La Presse Anarchiste

Laurent Tailhade

Erect et beau cavalier !

Paul Ver­laine


Depuis une génération

Que vous avez rejoint le domaine néantique

Per­sonne ne pro­nonce plus votre nom.

C’est le silence immense qui couvre tous vos livres

« Le Pays du Mufle » pour­suit sa vilaine besogne,

Et les maroufles, les tri­gauds, les obli­vieux, les félins

Dansent leur ronde d’iniquité.

Vous ravis­siez par la culture, l’i­déa­li­té, le style munificent,

Les plus aris­to­crates au coeur riche de bonnes actions…

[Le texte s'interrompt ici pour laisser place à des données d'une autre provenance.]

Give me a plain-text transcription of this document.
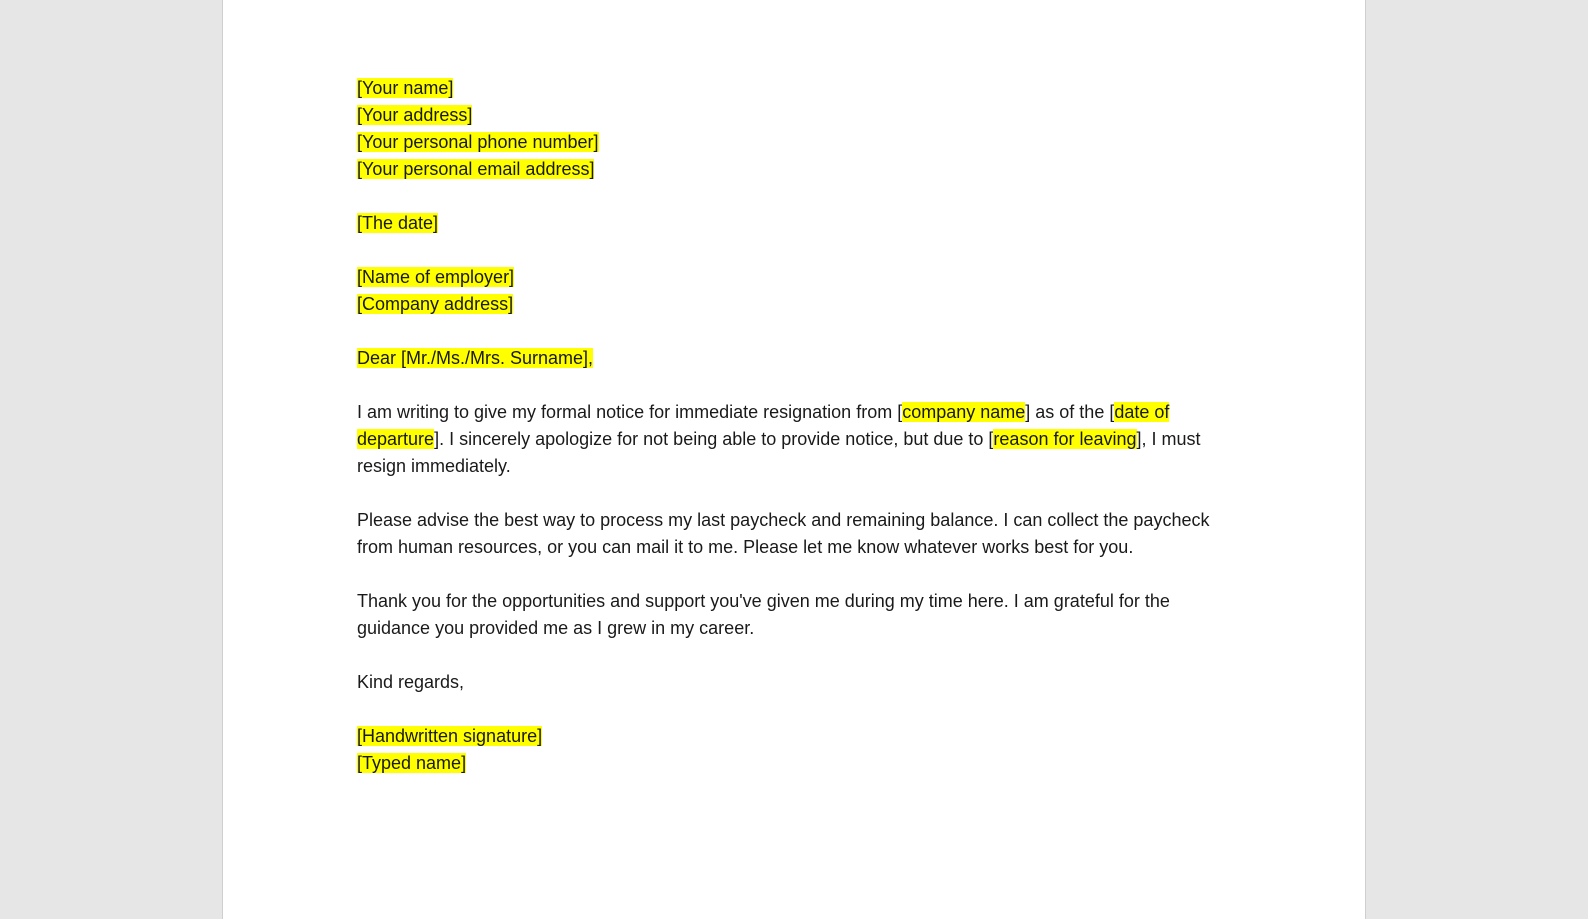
[Your name]
[Your address]
[Your personal phone number]
[Your personal email address]
[The date]
[Name of employer]
[Company address]
Dear [Mr./Ms./Mrs. Surname],

I am writing to give my formal notice for immediate resignation from [company name] as of the [date of departure]. I sincerely apologize for not being able to provide notice, but due to [reason for leaving], I must resign immediately.

Please advise the best way to process my last paycheck and remaining balance. I can collect the paycheck from human resources, or you can mail it to me. Please let me know whatever works best for you.

Thank you for the opportunities and support you've given me during my time here. I am grateful for the guidance you provided me as I grew in my career.

Kind regards,
[Handwritten signature]
[Typed name]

Et quand cous par­liez d’Es­chyle l’Eleusinien,

De Pétrone, d’Ib­sen. et de jeunes auteurs,

Des ques­tions actuelles étendues

Par la noblesse de la phi­lo­so­phie, la magnanimité,

« L’U­nique et sa Propriété

Suf­fit à parer mon été… »

La salle déli­rait, vous por­tait en triomphe.

L’Es­pagne vous doit des dis­cours parfaits,

Frère de Cer­van­tès et des plus nobles Ibériques.

Le vers ? qui le disait aus­si bien que vous,

Maître, Grand char­meur d’E­douard de Max, royal ensorceleur,

Qui met­tait tant d’é­clat dans l’art du Tragédien

Et sans doute eût tou­ché par sa voix jus­qu’au trachysaure !…

Par­ti d’un seul vocable, poète élé­giaque et aristophanesque,

Oh ! que n’eus­siez-vous fait du mot Nou­ka­hi­va ? qu’un vrai Fils de l’Attique

Sans peur, que dis-je, plus courageux

Vous vous expo­siez au tumulte des meutes,

Presque aus­si­tôt domp­tées par les feux de votre regard.

Votre allure sur­pas­sait celle de cent et cent héros :

Vous avez ter­ras­sé le plus per­vers dragon.

Qu’a­mé­thystes, béryls, sar­doines, émeraude,

Les joyaux pré­cieux du pur Arnaud de Moles

Rutilent à jamais à vos pieds, Altesse.

Des Fleurs d’O­phé­lie qui se réveillera

Pour féter votre verbe avec Rowe­na de Tremaine.

LOUY DE GONZAGUE FRICK. (École poé­tique du Lunain).